1.3 The National Federation would like to take
this opportunity to congratulate the authors of this document
upon their clarity and presentation.
1.4 There are nearly 2 million blind, deafblind
and partially sighted people known to organisations' representing
visually impaired people. However, the true figure is much larger,
many people deny that their sight is failing for fear of losing
their employment; others have age-related problems where sight
loss is but one of a series of afflictions. With an aging population,
set by 2030 to outnumber the working population, these figures
will grow to alarming proportions. Unless the nettle of provision
of integrated transport and an accessible environment is grasped
now; many elderly and disabled people will be condemned to social
1.5 "New Deal" attempts to address
the problems, however, the safe and accessible solutions will
prove very costlycheaper options will lead to social exclusion.
2. A NEW DEAL
2.1 Better places to live
Revision and strengthening of planning laws
is essential. Stronger measures and financial incentives to reuse
existing land within towns and cities must be encouraged and promoted.
The use of green field sites creates pressures upon the local
infrastructure which have led to an imbalance in general provision.

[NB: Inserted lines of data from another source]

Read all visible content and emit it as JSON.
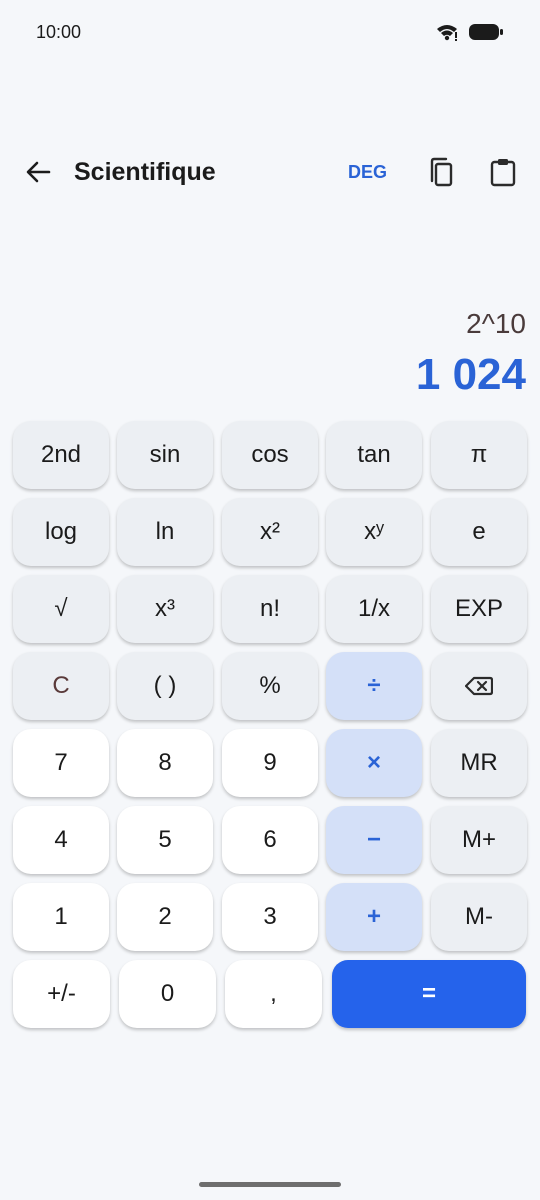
{
  "status_bar": {
    "time": "10:00",
    "wifi_icon": "wifi-icon",
    "battery_icon": "battery-icon"
  },
  "app_bar": {
    "back_icon": "arrow-left-icon",
    "title": "Scientifique",
    "angle_mode": "DEG",
    "copy_icon": "copy-icon",
    "paste_icon": "clipboard-icon"
  },
  "display": {
    "expression": "2^10",
    "result": "1 024"
  },
  "keys": {
    "row1": [
      "2nd",
      "sin",
      "cos",
      "tan",
      "π"
    ],
    "row2": [
      "log",
      "ln",
      "x²",
      "xʸ",
      "e"
    ],
    "row3": [
      "√",
      "x³",
      "n!",
      "1/x",
      "EXP"
    ],
    "row4": [
      "C",
      "( )",
      "%",
      "÷",
      "backspace"
    ],
    "row5": [
      "7",
      "8",
      "9",
      "×",
      "MR"
    ],
    "row6": [
      "4",
      "5",
      "6",
      "−",
      "M+"
    ],
    "row7": [
      "1",
      "2",
      "3",
      "+",
      "M-"
    ],
    "row8": [
      "+/-",
      "0",
      ",",
      "="
    ]
  },
  "colors": {
    "accent": "#2a63d6",
    "equals_bg": "#2563eb",
    "operator_bg": "#d4e0f8",
    "function_bg": "#eceff3",
    "digit_bg": "#ffffff",
    "background": "#f5f7fa"
  }
}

The future designs of housing must reflect the needs to which
the housing must be put. Peaceful and tranquil, easy to access
areas for disabled and elderly people. Family units which can
provide for growing families, to meet their needs within the built
environment for example, close to schools. Construction of parks
to provide "green lungs", leisure areas, tree-lined
streets to improve air quality and amenities. The use of water
to provide for cooling of air in the summer heat and interest
features in winter.
2.2 Local transport plans
Are but the building blocks to a national strategy,
which must be the aim. The creation of new powers for local authorities
must be properly funded. The commitment that the criteria of how
local powers will be used is welcome. They should however complement
a county-wide, regional and national strategy. Local transport
plans should create an inclusive system of transport and be complementary
one to another.
2.2.1 The key for blind, deafblind and partially
sighted people is better accessible information, coupled with
physical assistance at all interchanges. Both buildings, vehicles
and all interchanges should reflect fully the requirements of
Part III of the Disability Discrimination Act 1995.
2.2.2 Introduction of tolls and charges
Disabled drivers, those with an Orange/EU Badge
and currently in receipt of a "free" tax disc should
be permitted an exemption from all tolls and charges. This exemption,
should also apply to vehicles used for the conveyance of disabled
people. Even with accessible transport, not all disabled people
will be able to use it. Special arrangements will have to be made
for adequate disabled parking spaces close to town and city centres,
so that disabled people can get from their car to do their shopping,
business or leisure pursuits. A statutory requirement to provide
such parking, may well be necessary. Tolls and charges can blight
tourism; for example in the West Country the failure to continue
with the road programme will reduce business prospects and drive
away visitors, further worsening employment prospects within the
2.2.3 Rural areaslack of transport services
It will never be viable to run transport services
in rural and out-of-town areas. Consequently, the car will remain
the only option for many people. To prevent that use would be
to socially exclude them. For blind, deafblind and partially sighted
people this is also true. They often live in areas which have
cheaper housing, because they rely upon benefits. Without car
or taxi transport they would become prisoners, excluded from society.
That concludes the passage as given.